Dragon Age 2 streamlined most aspects of DA:O, minimising gear for Hawke and effectively removing it entirely for Hawke’s companions. Combat, too, moved significantly faster in the second game, with quicker auto-attack and faster animations contributing to more non-stop sense of action. For my money, I prefer the DA2 style. Sorting through endless piles of inventory, nit-picking over every companion’s every stat, and agonizing my way through a party’s tactics never were my favourite things to do. It took me many years to warm to party-based RPGs through what felt like an endless slog of irrelevant details. I suspect, however, that my opinion is a decidedly minority point of view.

What Needs To Change: Again, like its space-age cousin Mass Effect, Dragon Age took a good idea — streamlining down some overwhelming bits — and went too far. Even I, bored by so many of the details, lamented their absence in DA2. Many players were deeply upset by the loss of equipment for Hawke’s NPC companions, and BioWare has already begun to address how they plan to put that back into DA3 without completely losing the distinct “look” they hope for each character to have. Similarly, having a specific, best-in-class set of armour waiting along the way for Hawke, in every act, kept a sense of visual fidelity for the character but at the expense of, well, being interesting. With one set of gear clearly placed in the player’s path as the must-have, they may as well not have bothered filling chests with anything at all. And exploration — complete with treasure hunting — is half the fun in an RPG.
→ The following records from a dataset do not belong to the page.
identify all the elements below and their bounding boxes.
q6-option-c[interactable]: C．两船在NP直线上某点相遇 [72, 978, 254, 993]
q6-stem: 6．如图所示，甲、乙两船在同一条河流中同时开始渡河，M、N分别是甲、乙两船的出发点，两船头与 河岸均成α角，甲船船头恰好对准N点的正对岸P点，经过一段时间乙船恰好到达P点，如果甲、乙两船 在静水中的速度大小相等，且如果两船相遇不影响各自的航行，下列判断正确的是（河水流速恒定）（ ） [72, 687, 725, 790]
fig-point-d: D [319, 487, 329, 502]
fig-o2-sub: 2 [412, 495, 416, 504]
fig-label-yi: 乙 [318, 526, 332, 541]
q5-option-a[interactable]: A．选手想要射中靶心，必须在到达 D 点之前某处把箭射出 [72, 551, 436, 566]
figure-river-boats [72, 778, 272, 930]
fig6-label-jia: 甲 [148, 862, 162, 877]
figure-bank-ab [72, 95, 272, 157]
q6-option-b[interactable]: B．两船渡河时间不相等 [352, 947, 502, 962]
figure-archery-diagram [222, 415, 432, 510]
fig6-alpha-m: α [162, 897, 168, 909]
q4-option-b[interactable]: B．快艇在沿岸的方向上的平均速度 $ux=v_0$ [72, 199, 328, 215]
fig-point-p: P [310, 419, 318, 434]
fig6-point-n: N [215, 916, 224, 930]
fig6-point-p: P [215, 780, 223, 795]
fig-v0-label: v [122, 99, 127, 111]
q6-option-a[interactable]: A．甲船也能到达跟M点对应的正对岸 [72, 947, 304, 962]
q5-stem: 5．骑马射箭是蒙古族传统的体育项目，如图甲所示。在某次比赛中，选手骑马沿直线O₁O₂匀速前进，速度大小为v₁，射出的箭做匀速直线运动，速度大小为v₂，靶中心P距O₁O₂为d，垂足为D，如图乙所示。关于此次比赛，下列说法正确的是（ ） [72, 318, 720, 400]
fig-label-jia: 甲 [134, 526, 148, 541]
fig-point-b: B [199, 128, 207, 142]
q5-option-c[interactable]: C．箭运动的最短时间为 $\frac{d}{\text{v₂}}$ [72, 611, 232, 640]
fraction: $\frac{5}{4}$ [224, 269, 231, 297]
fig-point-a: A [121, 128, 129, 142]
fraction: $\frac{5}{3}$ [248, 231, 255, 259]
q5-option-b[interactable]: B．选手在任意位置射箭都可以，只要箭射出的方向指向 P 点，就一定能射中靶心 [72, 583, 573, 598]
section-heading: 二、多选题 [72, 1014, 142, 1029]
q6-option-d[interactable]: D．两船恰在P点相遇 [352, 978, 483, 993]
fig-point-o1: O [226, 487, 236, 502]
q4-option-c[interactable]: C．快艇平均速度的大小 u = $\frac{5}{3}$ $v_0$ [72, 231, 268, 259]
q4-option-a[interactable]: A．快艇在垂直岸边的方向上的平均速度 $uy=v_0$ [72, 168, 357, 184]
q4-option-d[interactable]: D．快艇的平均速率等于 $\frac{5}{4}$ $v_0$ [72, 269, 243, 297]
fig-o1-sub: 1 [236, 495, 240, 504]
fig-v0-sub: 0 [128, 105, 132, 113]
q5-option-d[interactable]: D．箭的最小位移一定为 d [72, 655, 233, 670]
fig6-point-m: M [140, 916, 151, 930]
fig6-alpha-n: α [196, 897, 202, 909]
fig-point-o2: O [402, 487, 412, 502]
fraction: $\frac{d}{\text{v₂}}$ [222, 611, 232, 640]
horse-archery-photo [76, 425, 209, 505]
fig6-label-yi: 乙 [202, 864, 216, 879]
As for combat, for all that I preferred the DA2 style of fighting, one thing needs to go and never be seen again: the endless waves of parachuting enemies that defined nearly every fight in the game. It’s one thing for giant spiders to drop in from the ceiling of a cave. It’s another thing entirely to be standing in an open city square and yet see guards, assassins, burglars, and all other manner of miscreants suddenly appear from the rooftops and skies, endlessly. Waves of mindless enemies are only fun to slaughter for the first few battles. DA2 lets the player choose among a variety of different fighting styles and powers; it would be great if more fights presented a reason for the player to choose among them. Dragon Age 3 needs to be faster with its combat than DA:O, but far smarter about it than DA2.

And in the end…?

The first time I picked up Dragon Age: Origins, I got bored with it. I played the city elf story as far as being sworn into the Wardens and the fight at Ostagar (which is to say, not very far at all), and then I wandered away, unable to make myself pick up where I’d left off. Months later, I was in the mood for something new and picked up Dragon Age 2, which drew me into the story of Thedas enough to make me backtrack to Origins and all its DLC, as well as picking up the novel Dragon Age: Asunder.

I love what BioWare is doing with their fantasy world, and despite my early disinterest and protestation, I’ve become an ardent fan. I’m not the only one out there who loved DA2, not by a long shot, but even those of us who most ardently defend its successes and sings its praises acknowledge that it held deep structural flaws.

In sharing feedback they’ve received, BioWare showed that “go back to the Warden” and “new main character” are both popular demands, as are other contradictions. The developers literally cannot please everyone. To win back all the fans who walked away after DA2, what Dragon Age 3 needs to be is perfect, which won’t happen. No game ever has been, nor will one ever be.

But I do believe that BioWare can find middle ground, where the mechanics, scope, personality, and epic feel of DA:O can join the deep, heartfelt character drama and personal tragedy of DA2. At least, I certainly hope they can. Thedas, with all its rich history and cultures, is reaching a state of war. The player has shaped the world twice so far, determining the fates of many lives both large and small. I want to know how it all turns out. Hopefully, as both a story and as a video game, it will turn out well.